Top 5 Most Famous Flight Attendants In The History Of Aviation

Being a flight attendant is not an easy task. Sometimes, people think that for this profession, it’s enough to smile and be good-looking.

But, to become a flight attendant, you need to go through years of training. It is the FA who is primarily responsible for each passenger on board in case of an emergency. People of this profession have often shown courage and strength.

Heinrich Kubis

He was the first flight attendant in the world. Back then, the term " flight attendant" didn't exist and they were called "couriers". Heinrich began his career as a flight attendant in 1912. He worked on the airship LZ 10 Schwaben.

Kubis was on board of the "Hindenburg"  zeppelin during the disaster. When the "Hindenburg" exploded, Kubis had helped passengers jump into a safe place before jumping out of it himself.

Ellen Church

Ellen Church was the first female flight attendant to start her career in the 1930s. She was also a pilot.

Unfortunately, at that time, airlines did not hire women. Getting a woman aboard the plane as an employee was impossible. Ellen resented such a situation. She was a nurse and was able to convince airlines that female nurses were best able to take care of passengers and help them feel safe during the flight. Her idea was a success and thanks to Ellen airlines began to hire women to work as flight attendants.

Vesna Vulović

Vulović was the only one who survived the DC-9 plane crash. A terrorist group planted a bomb on the aircraft.  The plane was crashed into a mountain on the 33,330 ft height.

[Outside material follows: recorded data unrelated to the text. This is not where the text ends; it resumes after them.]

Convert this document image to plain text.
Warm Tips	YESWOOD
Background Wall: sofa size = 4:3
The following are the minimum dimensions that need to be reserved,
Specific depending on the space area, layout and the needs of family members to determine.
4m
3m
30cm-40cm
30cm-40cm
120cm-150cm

On that day, all 28 passengers died, but, Vulović survived. She is considered one of the luckiest flight attendants in the world and holds the World Guinness record for the highest fall without a parachute.

Despite the terrible injuries, the woman regained her health and continued to work in aviation, and being an advocate of peace.

Neerja Bhanot

Neerja Bhanot was a senior flight attendant at Pan Am Airlines. On September 5, 1986, Bhanot died at the age of 23 as a result of a plane hijacking. But she became a hero.

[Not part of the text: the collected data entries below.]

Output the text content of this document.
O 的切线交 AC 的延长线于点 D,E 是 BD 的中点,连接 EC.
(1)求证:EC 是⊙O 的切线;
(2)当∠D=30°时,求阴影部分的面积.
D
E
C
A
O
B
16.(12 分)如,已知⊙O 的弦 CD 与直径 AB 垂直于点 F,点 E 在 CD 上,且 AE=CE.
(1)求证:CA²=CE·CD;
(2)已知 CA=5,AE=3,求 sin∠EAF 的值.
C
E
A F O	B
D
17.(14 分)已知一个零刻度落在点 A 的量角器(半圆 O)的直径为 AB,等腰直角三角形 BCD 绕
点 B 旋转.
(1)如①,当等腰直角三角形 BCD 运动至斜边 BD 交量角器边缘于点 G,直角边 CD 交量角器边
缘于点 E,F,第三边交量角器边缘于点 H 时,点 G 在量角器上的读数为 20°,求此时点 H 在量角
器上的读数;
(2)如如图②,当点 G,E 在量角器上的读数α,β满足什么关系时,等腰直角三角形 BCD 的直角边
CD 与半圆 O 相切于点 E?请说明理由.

As a senior flight attendant, she took responsibility for passengers, protecting them from the terrorists who hijacked the plane. Bhanot opened the door and helped the passengers escape. The terrorists opened fire, Neerja died, protecting three children from bullets.

She was posthumously awarded Ashoka Chakra, India's highest peacetime military decoration awarded for valor, courageous action or self-sacrifice.

Ruth Taylor

Ruth was the first POC flight attendant in the US. She has graduated as a registered nurse from the Bellevue School of Nursing in 1955.

She initially applied to Trans World Airlines (TWA), but her application was rejected. Then she applied to regional operator Mohawk Airlines that was interested in hiring minority flight attendants.

Ruth began working as a flight attendant in December 1957, and was the flight attendant for the Ithaca-New York flight on February 11, 1958, being the first minority person to do so.

Unfortunately, she had to resign in six months due to the then-common marriage ban. She then became a women's rights activist.